Kara kutular çözülüyor: Sabiha Gökçen'deki uçak kazası aydınlanmaya başladı

Sabiha Gökçen Havalimanı'nda 5 Şubat günü pistten çıkan ve 3 kişinin yaşamını yitirdiği Pegasus Havayolları uçağının kara kutuları deşifre edildi. Kara kutulardan olumsuz meteorolojik şartlardan kule ve hatta pist bakım hatalarına kadar bir dizi ihmal çıktı. Sanılanın aksine kara kutu kayıtlarına göre kazada pilot hatasının düşük seviyelerde olduğunun saptandığı öğrenildi.

13:37 - 20/02/2020 Perşembe
Güncelleme: 14:22 - 20/02/2020 Perşembe
DHA
Uçak kazasında 3 kişi hayatını kaybetmiş, onlarca kişi yaralanmıştı.
Uçak kazasında 3 kişi hayatını kaybetmiş, onlarca kişi yaralanmıştı.

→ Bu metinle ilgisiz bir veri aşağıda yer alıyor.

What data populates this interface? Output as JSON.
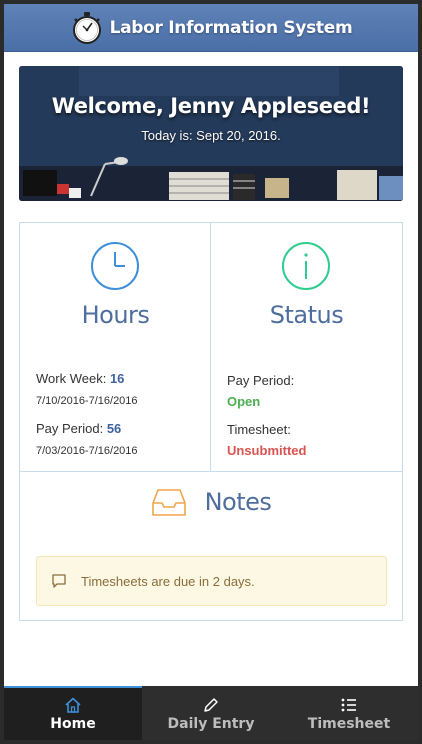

Pegasus Havayolları uçağının İstanbul Sabiha Gökçen Havalimanı'nda pistten çıktığı kazayla ilgili kafalarda soru işareti bırakan detaylar açıklığa kavuşmaya başladı. Uçağın kara kutuları, Almanya'nın Braunschweig şehrindeki Alman Havacılık Kaza Soruşturma Bürosu (BFU) tesislerinde, Amerikalı yetkililerin nezaretinde deşifre edildi.

Pilot Türkçe anonsu anlamadı

Kulenin uçağa önceki uçakların pas geçtiği bilgisini Türkçe verdiği ve o sırada iletişim başta olmak üzere yardımcı görevlerle ilgili ikinci pilotun Hollandalı olması nedeniyle bunu anlamadığı ve kendisinden yapması beklenen muhtemel uyarıyı yapamadığı ortaya çıktı. Uçağın limitler içerisinde ve pilotların o an için risk almadan yaptığı normal iniş sonrası pistin son metrelerinde daha önceki iniş kalkışlar nedeniyle frenlemeye izin vermeyerek uçağın buz zemin üzerinde gibi kaydığı anlaşıldı. Pistin sonunda durma sahası yerine dik açılı bir yamaç bulunması ve yamacın kaymaması için yapılan duvar ise uçağın parçalanmasına neden oldu.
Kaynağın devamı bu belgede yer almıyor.